Luca Staccioli’s multidisciplinary practice is research-based and process-oriented, merging sculptures, photos, videos, sounds, drawings, and collages.
Staccioli’s hybrid works investigate the sculptural and pictorial dimension of the everyday, observing how familiar, decorative and ubiquitous images, as well as everyday functional objects, are implicated in the entanglement of economic efficiency and consumption, value production and precarity, and in the domestication of landscape, body and subjectivities — both human and non-human.
Staccioli divorces from their original context elements such as toilet papers, stereotyped images of flowers, office chairs wheels, bells, knobs and handles, fixings, frame clips, shopping carts and other objecthoods drawn from consumerism, domesticity and urban environments. They are studied in their materiality and in their relation to bodies, architecture and landscape. His practice stems from the investigation of the post-functional life of things to deconstruct the boundaries of existing categories.

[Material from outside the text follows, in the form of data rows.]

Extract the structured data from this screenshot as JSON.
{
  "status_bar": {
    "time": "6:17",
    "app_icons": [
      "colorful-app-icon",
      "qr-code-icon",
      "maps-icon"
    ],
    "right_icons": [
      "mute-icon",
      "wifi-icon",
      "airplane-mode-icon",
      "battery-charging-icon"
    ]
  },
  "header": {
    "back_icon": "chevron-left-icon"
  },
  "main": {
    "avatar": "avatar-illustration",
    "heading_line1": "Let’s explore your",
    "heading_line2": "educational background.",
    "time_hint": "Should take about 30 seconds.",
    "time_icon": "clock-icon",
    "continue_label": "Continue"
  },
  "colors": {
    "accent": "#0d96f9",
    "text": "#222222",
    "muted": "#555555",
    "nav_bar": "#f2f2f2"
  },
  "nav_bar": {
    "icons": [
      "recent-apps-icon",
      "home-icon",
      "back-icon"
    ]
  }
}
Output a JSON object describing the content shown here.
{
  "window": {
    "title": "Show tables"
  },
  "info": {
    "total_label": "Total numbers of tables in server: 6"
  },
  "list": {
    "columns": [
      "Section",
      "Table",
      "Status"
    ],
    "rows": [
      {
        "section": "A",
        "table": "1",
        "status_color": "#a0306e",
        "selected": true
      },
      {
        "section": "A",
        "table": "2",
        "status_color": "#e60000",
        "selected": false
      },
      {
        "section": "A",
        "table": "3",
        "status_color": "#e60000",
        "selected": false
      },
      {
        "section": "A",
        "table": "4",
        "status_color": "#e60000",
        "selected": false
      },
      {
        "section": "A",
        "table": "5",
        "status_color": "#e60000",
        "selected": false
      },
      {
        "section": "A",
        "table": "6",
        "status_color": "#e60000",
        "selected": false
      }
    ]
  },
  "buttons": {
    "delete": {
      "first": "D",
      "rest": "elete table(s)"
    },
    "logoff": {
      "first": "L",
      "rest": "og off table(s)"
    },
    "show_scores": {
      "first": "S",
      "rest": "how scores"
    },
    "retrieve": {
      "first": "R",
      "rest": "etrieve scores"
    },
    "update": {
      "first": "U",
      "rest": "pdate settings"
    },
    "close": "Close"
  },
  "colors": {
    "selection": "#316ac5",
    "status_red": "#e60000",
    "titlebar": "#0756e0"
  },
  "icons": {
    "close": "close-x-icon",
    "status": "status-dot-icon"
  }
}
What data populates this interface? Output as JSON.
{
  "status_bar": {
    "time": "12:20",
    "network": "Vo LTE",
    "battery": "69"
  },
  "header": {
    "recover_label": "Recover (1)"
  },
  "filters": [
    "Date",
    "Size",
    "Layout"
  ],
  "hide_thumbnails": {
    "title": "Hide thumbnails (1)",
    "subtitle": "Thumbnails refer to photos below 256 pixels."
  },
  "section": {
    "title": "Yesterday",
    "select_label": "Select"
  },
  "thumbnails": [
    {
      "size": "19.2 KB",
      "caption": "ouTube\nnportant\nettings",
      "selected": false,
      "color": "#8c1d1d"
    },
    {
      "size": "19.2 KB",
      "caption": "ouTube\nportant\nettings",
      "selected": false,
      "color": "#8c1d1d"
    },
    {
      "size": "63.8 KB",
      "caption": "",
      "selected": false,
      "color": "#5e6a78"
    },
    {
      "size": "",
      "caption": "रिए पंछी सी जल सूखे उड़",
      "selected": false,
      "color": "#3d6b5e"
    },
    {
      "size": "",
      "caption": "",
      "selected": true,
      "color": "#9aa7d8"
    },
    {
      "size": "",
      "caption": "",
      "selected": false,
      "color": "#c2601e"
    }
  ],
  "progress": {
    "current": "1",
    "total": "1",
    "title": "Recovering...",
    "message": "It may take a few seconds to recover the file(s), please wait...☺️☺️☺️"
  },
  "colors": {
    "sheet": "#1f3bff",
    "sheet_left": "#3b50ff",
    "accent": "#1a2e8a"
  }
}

Staccioli’s work tries to materialise the invisible negotiations that happen daily between bodies and their architectural surroundings. It examines how daily objects can act as active witnesses of routine, time, embodying power structures, affective memories, forms of labour that are continuous and internalised. It defuses imposed performativity, exploring the negation of usability as a form of protest.
In his visual grammar, Staccioli de-functionalizes images, objects, consumer products and tech items: he uses them either as found objects, or focuses on their shapes, reproducing and multiplying them; he transforms them by altering their scale and materials, or by means of stratification and juxtaposition. He gives space to traces of time, weariness and errors. He employs those elements as matrices to generate new forms and constellations of meanings and residual ecologies.
This processuality, based on conceptual deconstruction and nonlinear re-composition, is meant as a political act of re-imagination and decolonization of everyday life.